Qu’est-ce qui peut empêcher une guerre généralisée ? Là, ça va être le paradoxe absolu bien entendu. Ce qui peut empêcher une guerre généralisée dans les semaines ou même dans les jours qui viennent, ce serait que M. Trump soit véritablement un agent russe. Il en donne tous les signes extérieurs [rires]. S’il n’est pas un agent russe, il est en tous cas compromis du côté russe puisqu’il donne raison à Poutine sur absolument tout. C’est encore une chose qui a modéré la [tension] la semaine dernière. Je ne sais plus à propos de qui tous les ministres américains disaient qu’il fallait absolument… Ah oui, c’était à propos de M. Maduro au Venezuela. Tous les généraux américains étaient prêts à envahir le Venezuela d’une manière ou d’une autre, de l’extérieur ou de l’intérieur, et M. Trump a dit « Je viens de bavarder avec M. Poutine. On a parlé un tout petit peu du fait que je me suis débarrassé de cette histoire de Russiagate, du fait que l’on m’a accusé de collusion. À propos de Maduro, il m’a dit que c’est un brave type alors je me pose la question puisque, autour de moi, il y a des gens qui se disent que ce serait peut-être une bonne idée de le faire disparaître du Venezuela. Je trouve que Poutine a probablement raison. Je lui fais confiance sur à peu près tout ! ». C’est peut-être ça qui va nous sauver. Ce serait le paradoxe absolu bien entendu, mais prions que ce soit le cas [Ce fut en effet le cas le lendemain : Trump, frustré par ses conseillers, n’est pas convaincu que ce soit le bon moment d’attaquer l’Iran ; bravo Jorion 😉 ].
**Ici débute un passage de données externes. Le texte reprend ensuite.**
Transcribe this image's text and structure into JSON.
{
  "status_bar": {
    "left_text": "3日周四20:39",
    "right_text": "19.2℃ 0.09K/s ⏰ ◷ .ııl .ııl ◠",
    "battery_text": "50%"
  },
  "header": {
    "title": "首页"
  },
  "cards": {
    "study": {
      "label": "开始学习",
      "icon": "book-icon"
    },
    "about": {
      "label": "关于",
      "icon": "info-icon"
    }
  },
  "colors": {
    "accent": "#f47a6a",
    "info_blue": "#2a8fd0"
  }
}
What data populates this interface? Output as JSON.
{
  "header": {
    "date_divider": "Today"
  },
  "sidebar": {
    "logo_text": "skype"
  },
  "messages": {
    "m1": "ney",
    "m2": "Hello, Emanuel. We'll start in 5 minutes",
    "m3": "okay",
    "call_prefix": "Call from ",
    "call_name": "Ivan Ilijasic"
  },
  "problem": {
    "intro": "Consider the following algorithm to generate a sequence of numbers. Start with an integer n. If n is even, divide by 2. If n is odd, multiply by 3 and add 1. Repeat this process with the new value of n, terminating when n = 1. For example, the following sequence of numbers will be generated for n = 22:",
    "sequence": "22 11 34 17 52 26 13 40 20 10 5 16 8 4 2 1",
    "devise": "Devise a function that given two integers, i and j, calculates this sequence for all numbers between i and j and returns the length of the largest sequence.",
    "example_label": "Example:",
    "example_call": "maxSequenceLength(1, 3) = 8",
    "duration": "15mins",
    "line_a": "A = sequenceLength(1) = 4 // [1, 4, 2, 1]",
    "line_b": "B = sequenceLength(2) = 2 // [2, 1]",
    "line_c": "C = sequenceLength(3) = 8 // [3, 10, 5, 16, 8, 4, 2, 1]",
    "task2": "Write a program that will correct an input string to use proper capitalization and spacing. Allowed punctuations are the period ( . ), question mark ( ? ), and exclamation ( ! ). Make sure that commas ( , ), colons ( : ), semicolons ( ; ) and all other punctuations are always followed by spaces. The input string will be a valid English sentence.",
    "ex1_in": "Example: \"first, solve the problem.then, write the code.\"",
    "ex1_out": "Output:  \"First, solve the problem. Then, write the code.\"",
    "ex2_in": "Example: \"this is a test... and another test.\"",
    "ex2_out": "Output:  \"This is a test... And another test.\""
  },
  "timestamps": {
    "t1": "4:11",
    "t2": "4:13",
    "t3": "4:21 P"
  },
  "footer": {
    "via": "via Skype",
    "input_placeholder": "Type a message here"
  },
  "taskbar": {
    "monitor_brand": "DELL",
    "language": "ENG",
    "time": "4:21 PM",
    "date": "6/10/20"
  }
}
Il n’y a pas de raison que l’on se lance dans une guerre généralisée si ce n’est un processus d’apoptose. Si vous n’avez pas encore entendu ce nom prononcé ici, c’est le processus dans lequel les cellules se sacrifient, se suicident quand quelque chose [dans le corps] est condamné. Du point de vue de la confiance que nous avons en Occident dans la manière dont les choses vont se dérouler, pour le moment, on est dans la décomposition absolue (il faut bien appeler les choses par leur nom). On est dans l’affrontement entre, d’un côté, des gouvernements autoritaires, ceux qui se fondent sur un ultralibéralisme qui a été désavoué par les faits il y a une dizaine d’années, à l’époque de la grande crise. Et, en face de cela, se dressent essentiellement des gens dont le discours est (même s’il est motivé par des raisons véritables dont il faut tenir compte), est un discours complotiste. C’est un discours mal informé, un discours qui a tendance à rejeter sur des minorités qui n’y sont absolument pour rien les malheurs qui sont les nôtres alors que ce sont des problèmes essentiellement structurels – dont j’essaye de vous parler depuis une dizaine d’années mais peut-être dans des textes qui sont un petit peu difficiles puisqu’on me revient encore… j’ai encore cette tristesse de voir dans les commentaires, sur mon propre blog, des gens qui me disent : « Oui, mais il y a vraiment un déficit commercial entre la Chine et les États-Unis ! », comme si tout ce que j’ai pu vous raconter pendant 10 ans à ce sujet-là n’avait pas eu le moindre effet.

Je vais arrêter là-dessus. Ça s’appelle effectivement « Est-on au bord d’une guerre mondiale généralisée ? ». Il n’y a pas de raison que je sois particulièrement optimiste dans la manière dont je vais terminer ce blog. On va réfléchir. On va voir ce que l’on peut faire. Les camps sont en train de se dresser véritablement les uns contre les autres. On le sait bien, dans les situations comme celle-là, il est très difficile de faire marche-arrière par rapport au bellicisme généralisé. Espérons que l’on puisse encore le faire et ma petite plaisanterie sur le fait que l’on pourrait être aidé par le fait que Trump ne comprenne rien à rien et, surtout, qu’il soit éventuellement compromis ou même un agent du côté des Russes et qu’il serait, du coup, une passerelle qui pourrait encore empêcher que les choses dégénèrent complètement.

Voilà, je vous tiens informés bien entendu. J’ai l’habitude de le faire.

A bientôt ! Passez quand même une bonne fin de semaine. Au revoir.